Por : BÁRBARA FRANÇA

– “Tu é meu amigo?”

– “Eu sou teu neto!”

–“Meu neto?”

– “Sim, filho da tua filha. Ou seja, teu neto”.

– “ Uéééé…”

– “Por quê?”

– “Mas não é meu amigo?”

– “Sou teu neto E TEU AMIGO”.

– “Ah bom, viu, eu sabia que tu era meu amigo”.

– “Claro que eu sou!”

Assim, confusos e cheios de afeto eram os dias do estudante gaúcho Fernando Aguzzoli, 22, ao lado da avó Nilva, diagnosticada com Alzheimer. Tendo cuidado dela nos seus últimos seis meses de vida (ela faleceu em dezembro do ano passado, pouco antes de completar 80 anos), ele encontrou no bom humor e nas redes sociais uma forma de enfrentar a difícil realidade e compartilhar informações e receber apoio.

Seja acompanhando idosos ou pacientes que sofreram sérios acidentes cerebrais, as experiências de alguns cuidadores mostram que injetar risadas e liberar endorfina nas situações difíceis só torna tudo menos pesado, algo que a psicóloga Marina Botelho, especialista em atendimento sistêmico de família, assina embaixo. Segundo ela, o bom humor é benéfico porque ele reconhece as limitações da própria situação. “É tratar com legitimidade, parar de ter dó e rir dos desafios”, comenta.

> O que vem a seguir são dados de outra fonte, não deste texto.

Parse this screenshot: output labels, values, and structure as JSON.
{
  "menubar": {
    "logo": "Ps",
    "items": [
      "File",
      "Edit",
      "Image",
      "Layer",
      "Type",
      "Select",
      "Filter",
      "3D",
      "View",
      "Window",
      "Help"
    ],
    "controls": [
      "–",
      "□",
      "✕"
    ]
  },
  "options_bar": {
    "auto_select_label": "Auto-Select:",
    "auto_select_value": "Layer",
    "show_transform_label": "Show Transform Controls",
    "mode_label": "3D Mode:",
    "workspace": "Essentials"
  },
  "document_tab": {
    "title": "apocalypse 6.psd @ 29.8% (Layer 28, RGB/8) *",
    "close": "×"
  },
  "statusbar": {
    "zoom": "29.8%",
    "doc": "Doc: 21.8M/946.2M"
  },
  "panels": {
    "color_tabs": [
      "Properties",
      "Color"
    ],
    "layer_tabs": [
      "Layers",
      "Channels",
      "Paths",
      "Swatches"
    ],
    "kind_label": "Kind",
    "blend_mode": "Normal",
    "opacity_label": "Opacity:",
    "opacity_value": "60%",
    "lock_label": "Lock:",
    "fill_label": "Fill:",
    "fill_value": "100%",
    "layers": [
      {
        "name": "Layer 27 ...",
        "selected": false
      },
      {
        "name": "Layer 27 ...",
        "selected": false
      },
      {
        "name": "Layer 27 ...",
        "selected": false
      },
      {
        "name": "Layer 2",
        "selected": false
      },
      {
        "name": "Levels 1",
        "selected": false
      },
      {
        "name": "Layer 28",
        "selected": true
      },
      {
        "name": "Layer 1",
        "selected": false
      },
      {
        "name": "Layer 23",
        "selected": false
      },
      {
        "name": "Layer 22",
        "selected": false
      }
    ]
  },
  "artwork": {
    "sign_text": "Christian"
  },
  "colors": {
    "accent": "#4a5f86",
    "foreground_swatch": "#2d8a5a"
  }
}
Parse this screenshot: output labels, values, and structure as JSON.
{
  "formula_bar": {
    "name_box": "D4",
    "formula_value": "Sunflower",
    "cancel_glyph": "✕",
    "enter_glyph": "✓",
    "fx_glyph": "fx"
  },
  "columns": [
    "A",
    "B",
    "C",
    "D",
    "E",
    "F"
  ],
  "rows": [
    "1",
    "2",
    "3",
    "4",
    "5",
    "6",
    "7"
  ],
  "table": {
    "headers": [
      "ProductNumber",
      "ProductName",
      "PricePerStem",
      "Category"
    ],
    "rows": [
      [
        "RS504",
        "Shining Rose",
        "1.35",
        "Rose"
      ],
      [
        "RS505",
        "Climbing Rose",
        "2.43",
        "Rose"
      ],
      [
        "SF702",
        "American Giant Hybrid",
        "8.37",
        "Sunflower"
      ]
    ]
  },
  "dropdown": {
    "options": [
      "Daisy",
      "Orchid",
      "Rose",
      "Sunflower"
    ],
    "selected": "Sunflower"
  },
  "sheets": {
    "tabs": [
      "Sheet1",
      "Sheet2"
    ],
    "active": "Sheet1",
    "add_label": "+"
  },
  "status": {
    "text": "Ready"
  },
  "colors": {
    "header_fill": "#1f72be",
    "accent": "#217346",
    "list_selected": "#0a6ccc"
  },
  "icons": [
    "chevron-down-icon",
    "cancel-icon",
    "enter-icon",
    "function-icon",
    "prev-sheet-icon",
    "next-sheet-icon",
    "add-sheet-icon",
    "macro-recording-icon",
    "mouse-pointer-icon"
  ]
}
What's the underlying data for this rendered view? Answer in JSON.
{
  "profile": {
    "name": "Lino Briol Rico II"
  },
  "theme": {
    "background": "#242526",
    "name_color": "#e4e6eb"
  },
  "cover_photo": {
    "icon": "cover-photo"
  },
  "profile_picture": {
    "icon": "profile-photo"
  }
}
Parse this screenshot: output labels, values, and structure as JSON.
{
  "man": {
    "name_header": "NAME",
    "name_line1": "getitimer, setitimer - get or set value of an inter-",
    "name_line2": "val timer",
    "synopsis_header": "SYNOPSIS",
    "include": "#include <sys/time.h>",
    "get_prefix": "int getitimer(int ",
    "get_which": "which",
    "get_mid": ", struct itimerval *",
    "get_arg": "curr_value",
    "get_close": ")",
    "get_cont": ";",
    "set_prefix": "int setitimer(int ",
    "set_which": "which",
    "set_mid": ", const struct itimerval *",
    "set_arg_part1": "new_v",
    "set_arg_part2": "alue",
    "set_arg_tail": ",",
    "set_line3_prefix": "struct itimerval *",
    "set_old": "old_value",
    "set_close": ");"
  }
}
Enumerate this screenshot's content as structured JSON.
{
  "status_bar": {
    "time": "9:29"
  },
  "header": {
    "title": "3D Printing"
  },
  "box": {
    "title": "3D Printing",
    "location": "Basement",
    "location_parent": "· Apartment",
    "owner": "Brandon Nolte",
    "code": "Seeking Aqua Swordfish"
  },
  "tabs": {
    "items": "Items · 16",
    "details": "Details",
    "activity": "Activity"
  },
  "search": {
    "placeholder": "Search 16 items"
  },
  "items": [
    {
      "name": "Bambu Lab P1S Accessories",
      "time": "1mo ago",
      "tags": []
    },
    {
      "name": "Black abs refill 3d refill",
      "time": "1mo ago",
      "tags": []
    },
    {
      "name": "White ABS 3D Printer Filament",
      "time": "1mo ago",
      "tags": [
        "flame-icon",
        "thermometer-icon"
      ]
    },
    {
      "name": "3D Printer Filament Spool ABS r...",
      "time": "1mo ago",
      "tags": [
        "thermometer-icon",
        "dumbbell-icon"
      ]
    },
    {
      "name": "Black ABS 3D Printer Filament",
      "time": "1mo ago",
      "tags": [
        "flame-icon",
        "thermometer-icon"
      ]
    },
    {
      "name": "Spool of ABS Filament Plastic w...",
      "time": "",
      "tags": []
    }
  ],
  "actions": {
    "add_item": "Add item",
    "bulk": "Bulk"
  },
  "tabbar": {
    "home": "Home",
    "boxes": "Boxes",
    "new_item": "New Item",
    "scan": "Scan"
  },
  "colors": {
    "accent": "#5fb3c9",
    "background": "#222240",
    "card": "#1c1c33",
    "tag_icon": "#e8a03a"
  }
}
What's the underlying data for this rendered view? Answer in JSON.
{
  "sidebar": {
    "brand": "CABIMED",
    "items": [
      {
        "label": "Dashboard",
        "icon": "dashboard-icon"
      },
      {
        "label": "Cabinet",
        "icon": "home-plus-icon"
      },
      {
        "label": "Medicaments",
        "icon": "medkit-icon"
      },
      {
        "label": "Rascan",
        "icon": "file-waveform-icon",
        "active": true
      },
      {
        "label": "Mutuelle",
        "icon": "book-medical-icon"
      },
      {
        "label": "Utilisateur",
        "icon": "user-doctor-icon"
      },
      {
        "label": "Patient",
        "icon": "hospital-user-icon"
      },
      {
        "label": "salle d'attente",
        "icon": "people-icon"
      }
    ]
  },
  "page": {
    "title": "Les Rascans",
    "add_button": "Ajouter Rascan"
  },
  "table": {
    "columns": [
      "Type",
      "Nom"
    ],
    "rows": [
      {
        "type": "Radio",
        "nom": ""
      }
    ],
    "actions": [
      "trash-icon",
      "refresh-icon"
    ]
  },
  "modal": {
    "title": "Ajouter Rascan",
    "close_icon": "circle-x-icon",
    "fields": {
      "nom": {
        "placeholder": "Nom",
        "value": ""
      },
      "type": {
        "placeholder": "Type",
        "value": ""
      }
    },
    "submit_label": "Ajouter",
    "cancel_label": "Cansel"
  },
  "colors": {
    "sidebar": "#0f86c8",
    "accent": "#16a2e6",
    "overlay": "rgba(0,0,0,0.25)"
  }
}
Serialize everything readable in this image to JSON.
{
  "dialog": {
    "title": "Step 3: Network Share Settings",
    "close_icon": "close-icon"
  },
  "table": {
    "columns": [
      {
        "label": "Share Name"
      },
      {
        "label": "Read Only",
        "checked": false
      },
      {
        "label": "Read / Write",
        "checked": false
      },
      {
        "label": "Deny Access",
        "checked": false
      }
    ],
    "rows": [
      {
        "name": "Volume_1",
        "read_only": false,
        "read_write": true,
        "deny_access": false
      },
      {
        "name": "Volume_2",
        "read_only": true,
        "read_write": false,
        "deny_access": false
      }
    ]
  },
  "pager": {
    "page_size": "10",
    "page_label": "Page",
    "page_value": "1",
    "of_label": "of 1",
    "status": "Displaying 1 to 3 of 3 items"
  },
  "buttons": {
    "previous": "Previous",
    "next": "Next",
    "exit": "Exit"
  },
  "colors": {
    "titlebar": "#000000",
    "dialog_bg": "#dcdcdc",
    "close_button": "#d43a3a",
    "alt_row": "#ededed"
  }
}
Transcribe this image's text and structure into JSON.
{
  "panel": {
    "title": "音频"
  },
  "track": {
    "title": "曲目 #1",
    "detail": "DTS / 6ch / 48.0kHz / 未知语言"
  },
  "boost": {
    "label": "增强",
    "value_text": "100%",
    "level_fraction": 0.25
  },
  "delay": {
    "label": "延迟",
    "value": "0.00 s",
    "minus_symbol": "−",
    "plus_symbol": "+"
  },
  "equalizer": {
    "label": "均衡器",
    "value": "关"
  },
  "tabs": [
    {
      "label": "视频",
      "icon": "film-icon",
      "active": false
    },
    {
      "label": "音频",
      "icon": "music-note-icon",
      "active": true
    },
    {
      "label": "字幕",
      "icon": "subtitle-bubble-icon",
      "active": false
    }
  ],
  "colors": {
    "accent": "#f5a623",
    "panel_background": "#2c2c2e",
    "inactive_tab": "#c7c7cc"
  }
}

A receita da psicóloga parece urgente diante de uma realidade nada animadora, em que cresce a cada dia o número de cuidadores familiares diante do envelhecimento rápido da população, e cai substantivamente a saúde e qualidade de vida dos mesmos. “Quando eu vi que a doença estava avançando, e que ela precisava de cuidados, eu resolvi ser um pai para minha avó. Sempre me diverti tanto com ela e este podia ser um período que não voltaria”, explica Aguzzoli, que pediu demissão do emprego e trancou o curso de filosofia da Universidade Federal do Rio Grande do Sul para se dedicar integralmente aos cuidados.

É esse dia a dia animado, por vezes difícil, que o gaúcho de Porto Alegre retrata no livro “Quem, Eu? – Uma Avó. Um Neto. Uma Lição de Vida” (176 págs., Belas Letras, R$ 34,90, em média), a ser lançado em Belo Horizonte na terça-feira (29). “Quando você vê que a pessoa que você ama está buscando seu nome na cabeça ou não sabe onde ela está, você fica mal, isso é normal. Cheguei a entrar em depressão, até que consegui usar o humor. O simples fato de poder conviver com a doença foi gigante nesse processo. Eu não aceitava a doença, até que vi que podia me divertir com isso e me divertir com a vó”, conta Aguzzoli.

A peleja em procurar um cachorro escondido nas gavetas da cômoda – “‘perai’, mas não era um gatinho?” –, ou a teimosia em afirmar já ter descido com o lixo e depois cobrar o neto avoado são alguns dos divertidos relatos que ele posta na página “Vovó Nilva”, criada no Facebook para compartilhar a convivência dos dois, material que inspirou o livro. Da presença de Pelé na seleção brasileira de 2013 à dificuldade em definir se o bicho de pelúcia era um pinguim ou uma coruja, tudo era motivo de sorriso e ganhava as curtidas dos quase 75 mil seguidores da página. Grande parte deles, como é possível ler nos comentários, elogia a paciência do neto, seu carinho e se dizem motivados em seguir adiante, enfrentando as mais diversas dificuldades que um cuidador de paciente com Alzheimer pode encontrar.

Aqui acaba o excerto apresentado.